[The Life of Napoleon I (Volume 1 of 2) by John Holland Rose]@TWC D-Link bookThe Life of Napoleon I (Volume 1 of 2) CHAPTER VIII 26/40
Thus they advanced in close formation towards the intrenched camp of the Mamelukes.
The divisions on the left at once rushed at its earthworks, silenced its feeble artillery, and slaughtered the fellahin inside. But the other divisions, now ranged in squares, while gazing at this exploit, were assailed by the Mamelukes.
From out the haze of the mirage, or from behind the ridges of sand and the scrub of the water-melon plants that dotted the plain, some 10,000 of these superb horsemen suddenly appeared and rushed at the squares commanded by Desaix and Reynier.
Their richly caparisoned chargers, their waving plumes, their wild battle-cries, and their marvellous skill with carbine and sword, lent picturesqueness and terror to the charge.

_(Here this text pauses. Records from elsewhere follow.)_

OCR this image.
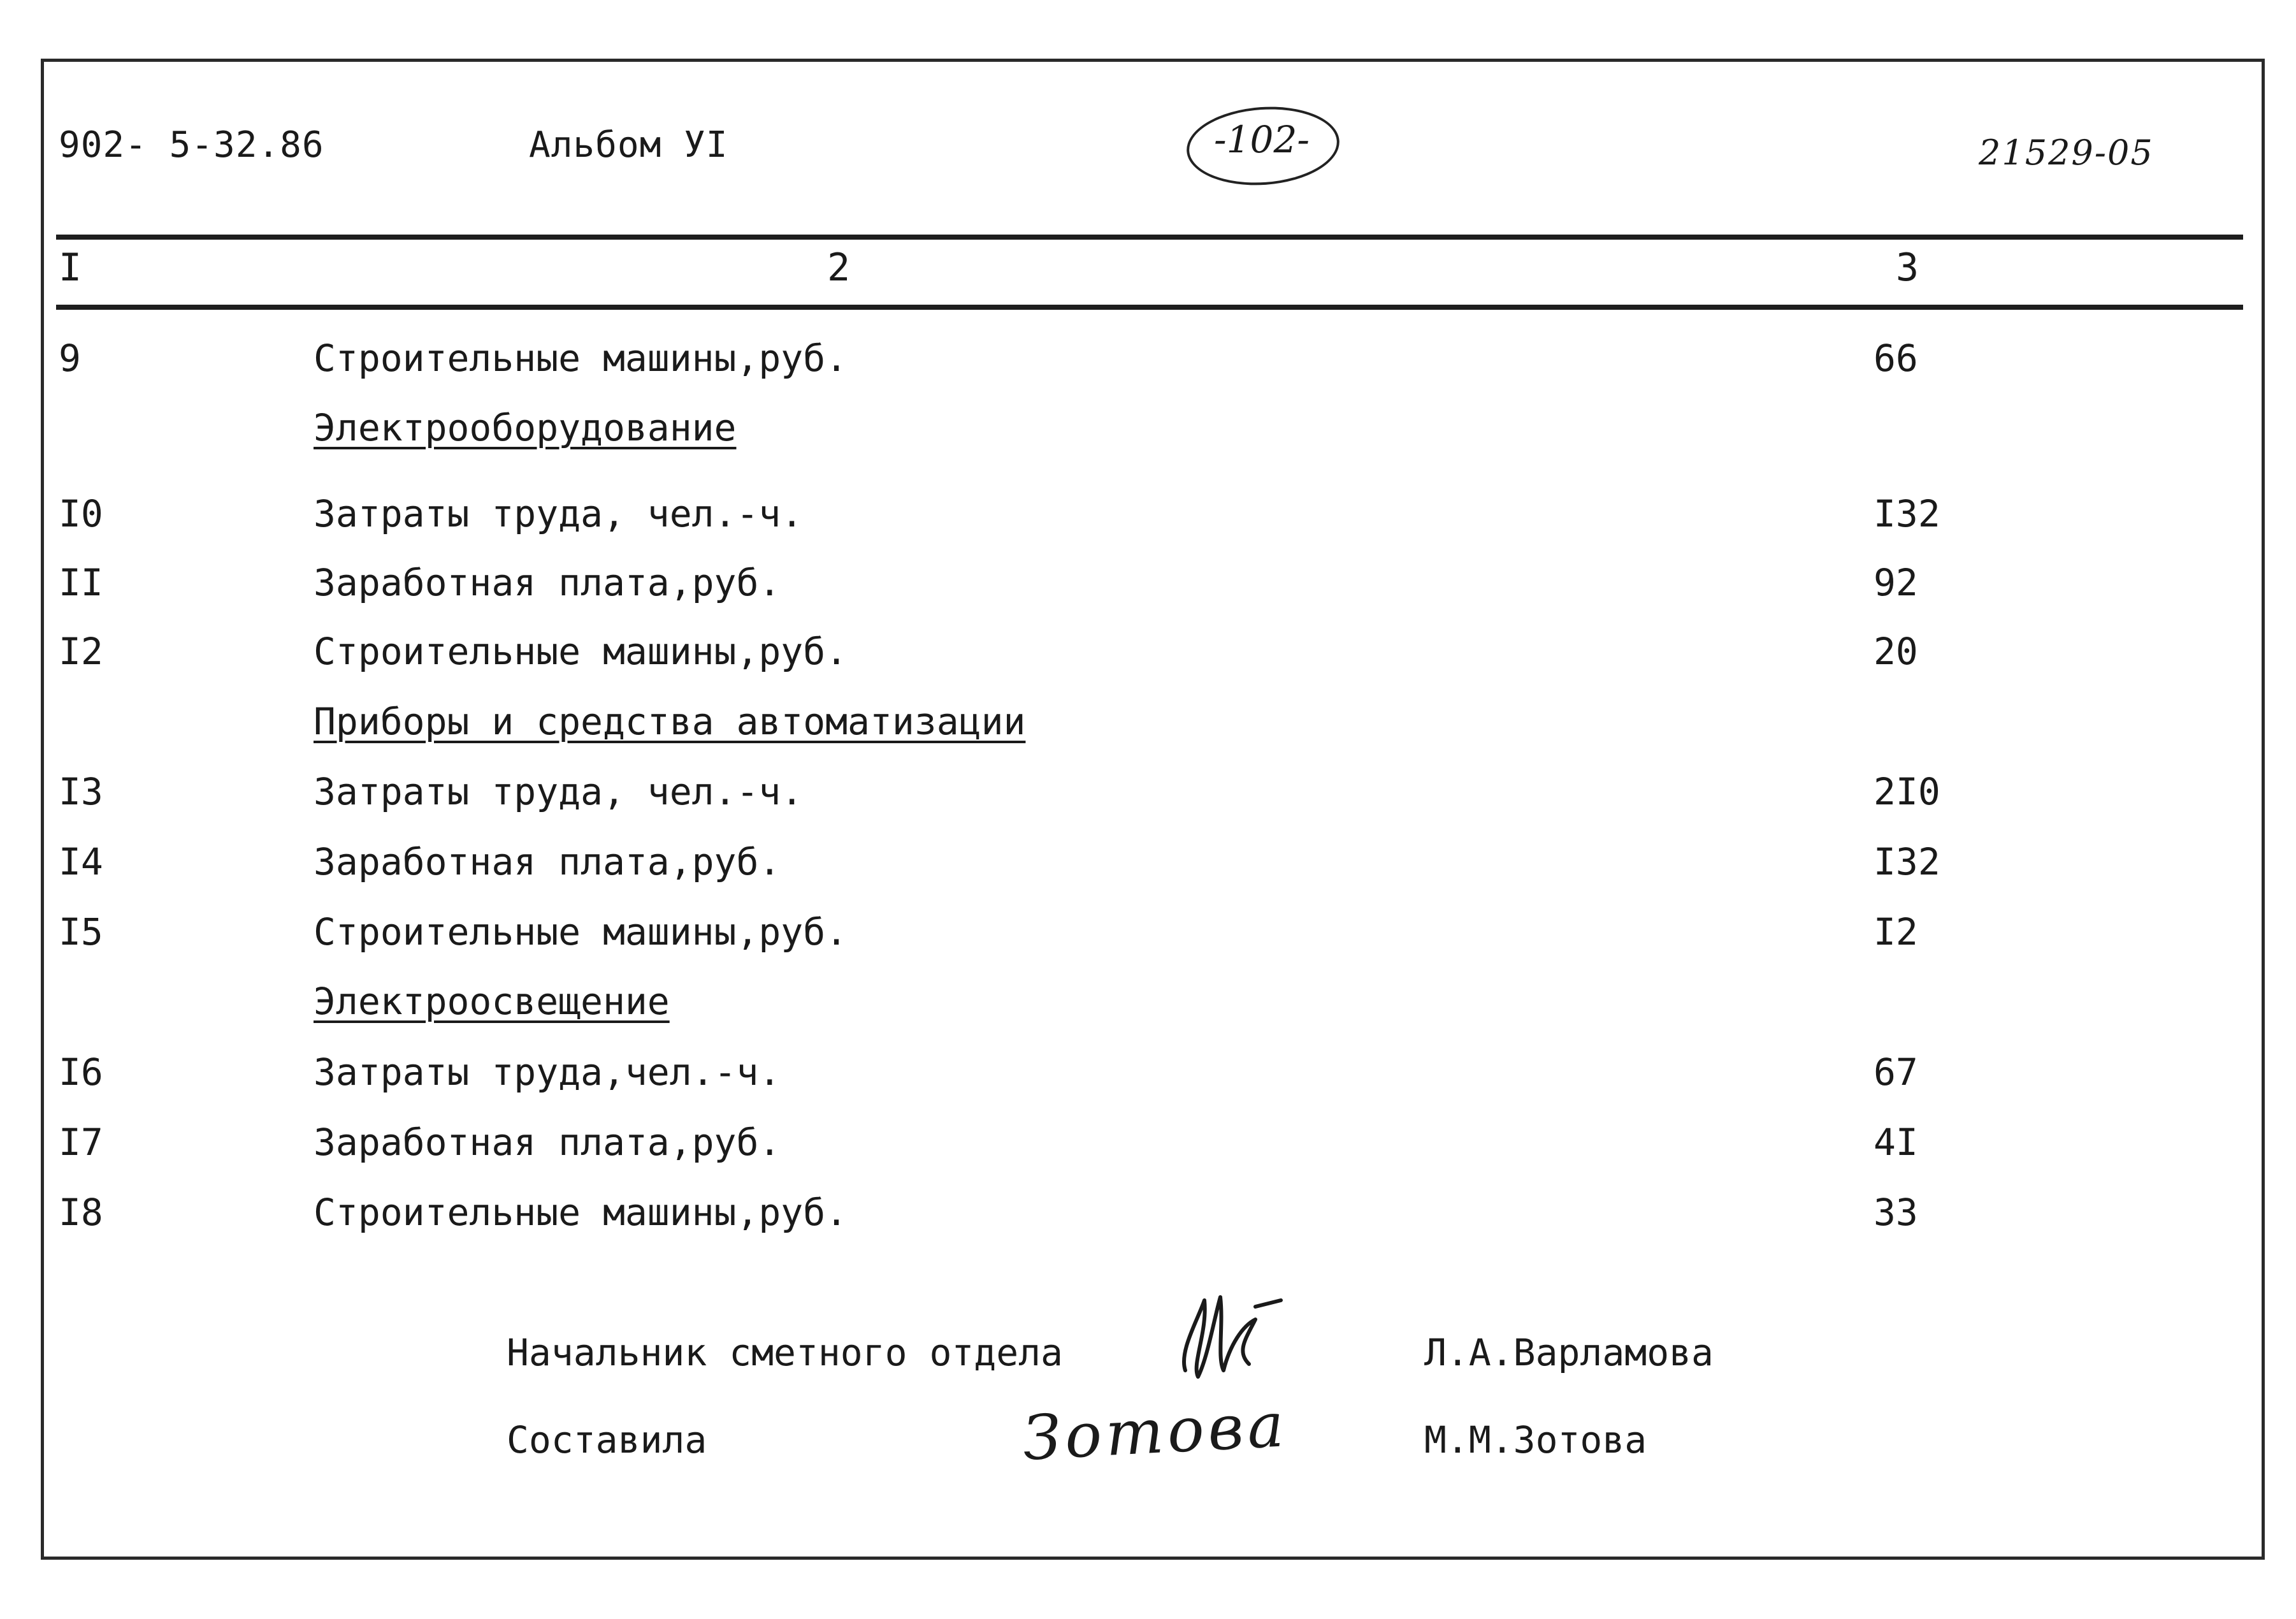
902- 5-32.86	Альбом УI	-102-	21529-05
I	2	3
9	Строительные машины,руб.	66
Электрооборудование
I0	Затраты труда, чел.-ч.	I32
II	Заработная плата,руб.	92
I2	Строительные машины,руб.	20
Приборы и средства автоматизации
I3	Затраты труда, чел.-ч.	2I0
I4	Заработная плата,руб.	I32
I5	Строительные машины,руб.	I2
Электроосвещение
I6	Затраты труда,чел.-ч.	67
I7	Заработная плата,руб.	4I
I8	Строительные машины,руб.	33
Начальник сметного отдела	Л.А.Варламова
Составила	Зотова	М.М.Зотова
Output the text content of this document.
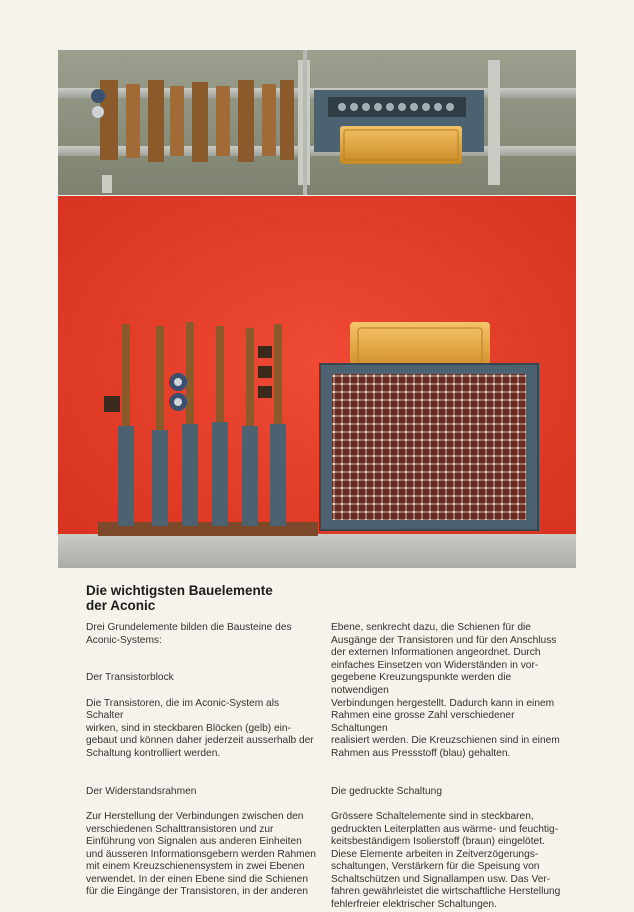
Die wichtigsten Bauelemente
der Aconic

Drei Grundelemente bilden die Bausteine des

Aconic-Systems:

Der Transistorblock

Die Transistoren, die im Aconic-System als Schalter

wirken, sind in steckbaren Blöcken (gelb) ein-

gebaut und können daher jederzeit ausserhalb der

Schaltung kontrolliert werden.

Der Widerstandsrahmen

Zur Herstellung der Verbindungen zwischen den

verschiedenen Schalttransistoren und zur

Einführung von Signalen aus anderen Einheiten

und äusseren Informationsgebern werden Rahmen

mit einem Kreuzschienensystem in zwei Ebenen

verwendet. In der einen Ebene sind die Schienen

für die Eingänge der Transistoren, in der anderen

Ebene, senkrecht dazu, die Schienen für die

Ausgänge der Transistoren und für den Anschluss

der externen Informationen angeordnet. Durch

einfaches Einsetzen von Widerständen in vor-

gegebene Kreuzungspunkte werden die notwendigen

Verbindungen hergestellt. Dadurch kann in einem

Rahmen eine grosse Zahl verschiedener Schaltungen

realisiert werden. Die Kreuzschienen sind in einem

Rahmen aus Pressstoff (blau) gehalten.

Die gedruckte Schaltung

Grössere Schaltelemente sind in steckbaren,

gedruckten Leiterplatten aus wärme- und feuchtig-

keitsbeständigem Isolierstoff (braun) eingelötet.

Diese Elemente arbeiten in Zeitverzögerungs-

schaltungen, Verstärkern für die Speisung von

Schaltschützen und Signallampen usw. Das Ver-

fahren gewährleistet die wirtschaftliche Herstellung

fehlerfreier elektrischer Schaltungen.
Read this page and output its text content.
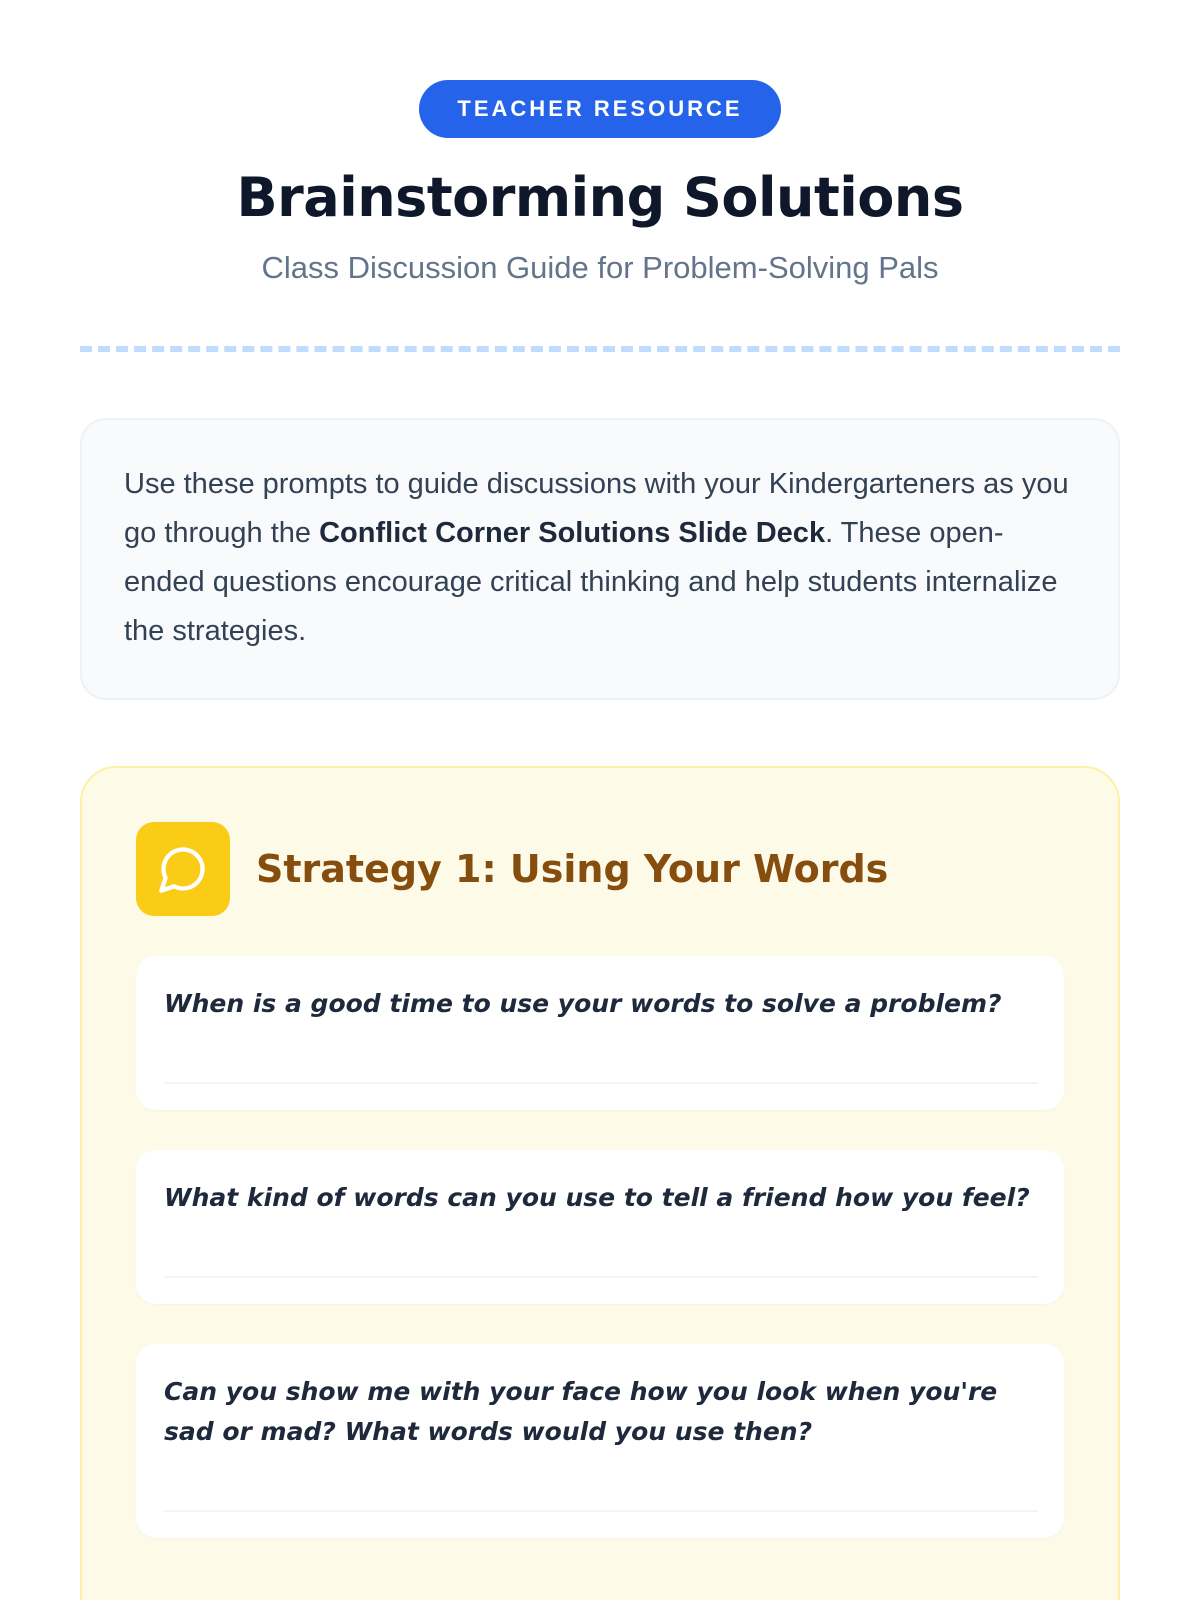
TEACHER RESOURCE
Brainstorming Solutions
Class Discussion Guide for Problem-Solving Pals
Use these prompts to guide discussions with your Kindergarteners as you go through the Conflict Corner Solutions Slide Deck. These open-ended questions encourage critical thinking and help students internalize the strategies.
Strategy 1: Using Your Words
When is a good time to use your words to solve a problem?
What kind of words can you use to tell a friend how you feel?
Can you show me with your face how you look when you're sad or mad? What words would you use then?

Musketry and grapeshot mowed down their front coursers in ghastly swathes; but the living mass swept on, wellnigh overwhelming the fronts of the squares, and then, swerving aside, poured through the deadly funnel between.
Decimated here also by the steady fire of the French files, and by the discharges of the rear face, they fell away exhausted, leaving heaps of dead and dying on the fronts of the squares, and in their very midst a score of their choicest cavaliers, whose bravery and horsemanship had carried them to certain death amidst the bayonets.